Veralgemening van nachtwerk

Het Parlement bereidt zich voor om een wetsvoorstel aan te nemen dat de arbeidstijden volledig zou dereguleren. Het aantal zogenaamde “vrijwillige” overuren, waarvoor geen verantwoording is vereist, zou toenemen van 100 tot 360 uur per jaar – en zelfs tot 450 uur in de horeca.

Een van de grootste sociale stap achteruit in deze wet is het schrappen van het verbod op nachtwerk (tussen 20.00 en 6.00 uur). Tot nu toe kon nachtwerk alleen worden toegestaan in uitzonderlijke omstandigheden. Meer dan 500.000 werkers – een op de tien – werden echter al regelmatig of af en toe blootgesteld aan nachtarbeid. Vanaf nu wordt nachtwerk toegestaan in alle sectoren, zonder beperkingen.

En dit nachtwerk zal minder betaald worden dan voorheen: in de logistiek en de handel zullen nachtpremies alleen betaald worden voor uren tussen middernacht en 5 uur ’s ochtends, tegenover 20 uur ’s avonds en 6 uur ’s ochtends nu. De vakbonden schatten dat dit een loonverlies tot 200 euro per maand kan betekenen.

Gevaar voor de gezondheid

De schadelijke effecten van nachtwerk op de gezondheid zijn algemeen bekend. Het verkort de levensverwachting met 5 tot 8 jaar en verhoogt het risico op kanker, hart- en vaatziekten, hoge bloeddruk en diabetes, evenals psychische aandoeningen zoals depressie. 

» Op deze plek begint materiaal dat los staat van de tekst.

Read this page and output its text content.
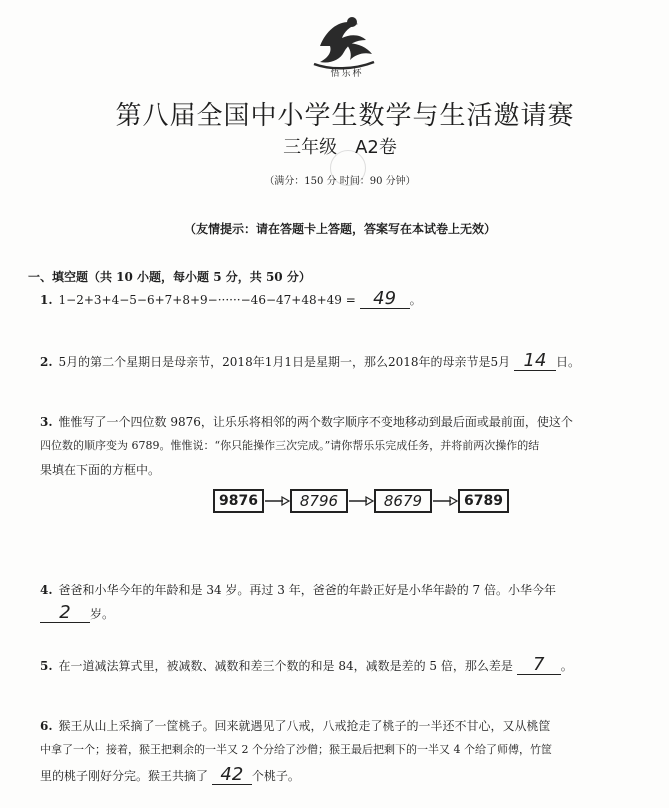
悟乐杯
第八届全国中小学生数学与生活邀请赛
三年级 A2卷
（满分：150 分 时间：90 分钟）
（友情提示：请在答题卡上答题，答案写在本试卷上无效）
一、填空题（共 10 小题，每小题 5 分，共 50 分）
1. 1−2+3+4−5−6+7+8+9−······−46−47+48+49 = 49 。
2. 5月的第二个星期日是母亲节，2018年1月1日是星期一，那么2018年的母亲节是5月 14 日。
3. 惟惟写了一个四位数 9876，让乐乐将相邻的两个数字顺序不变地移动到最后面或最前面，使这个
四位数的顺序变为 6789。惟惟说：“你只能操作三次完成。”请你帮乐乐完成任务，并将前两次操作的结
果填在下面的方框中。
9876	8796	8679	6789
4. 爸爸和小华今年的年龄和是 34 岁。再过 3 年，爸爸的年龄正好是小华年龄的 7 倍。小华今年
2 岁。
5. 在一道减法算式里，被减数、减数和差三个数的和是 84，减数是差的 5 倍，那么差是 7 。
6. 猴王从山上采摘了一筐桃子。回来就遇见了八戒，八戒抢走了桃子的一半还不甘心，又从桃筐
中拿了一个；接着，猴王把剩余的一半又 2 个分给了沙僧；猴王最后把剩下的一半又 4 个给了师傅，竹筐
里的桃子刚好分完。猴王共摘了 42 个桃子。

Nachtwerk is natuurlijk noodzakelijk in bepaalde sectoren, zoals gezondheidszorg, openbaar vervoer, hulpdiensten, telecommunicatie, energie en bepaalde soorten ononderbroken productie. Het zou moeten worden gecompenseerd door extra rustperioden. 

Maar in de meeste gevallen wordt nachtwerk uitsluitend gedicteerd door winstbejag. De bazen willen het maximale uit hun machines, magazijnen en fabrieken halen: dag en nacht – ongeacht de gevolgen voor de gezondheid van de werkers.

Een permanente strijd van de arbeidersbeweging

Vanaf het begin heeft de arbeidersbeweging zich verzet tegen de verlenging van de werkdag en nachtarbeid. Al in de jaren 1800 streden arbeiders in de Chartistenbeweging in Engeland tegen werkdagen van 16 uur, die zelfs aan kinderen werden opgelegd. De Eerste en Tweede Arbeidersinternationaal maakten van de verkorting van de arbeidstijd een van hun centrale strijdpunten. Als gevolg daarvan werd 1 mei over de hele wereld een dag van strijd voor de achturige werkdag.

Pas na de Eerste Wereldoorlog, onder druk van de Russische Revolutie van 1917, werden de bourgeoisies van West-Europa gedwongen om de achturendag in te voeren.

Kapitalisme moet omvergeworpen worden

De strijd om de arbeidstijd te beperken is zo oud als het kapitalisme zelf. Het vormt de kern van de confrontatie tussen arbeiders en kapitalisten.

Vandaag, in een tijd van steeds toenemende productiviteit, is een collectieve verkorting van de arbeidstijd het enige coherente antwoord op werkloosheid – door het werk onder iedereen te verdelen, zonder loonverlies. Maar om voorgoed een einde te maken aan uitbuiting zal het kapitalisme omvergeworpen moeten worden.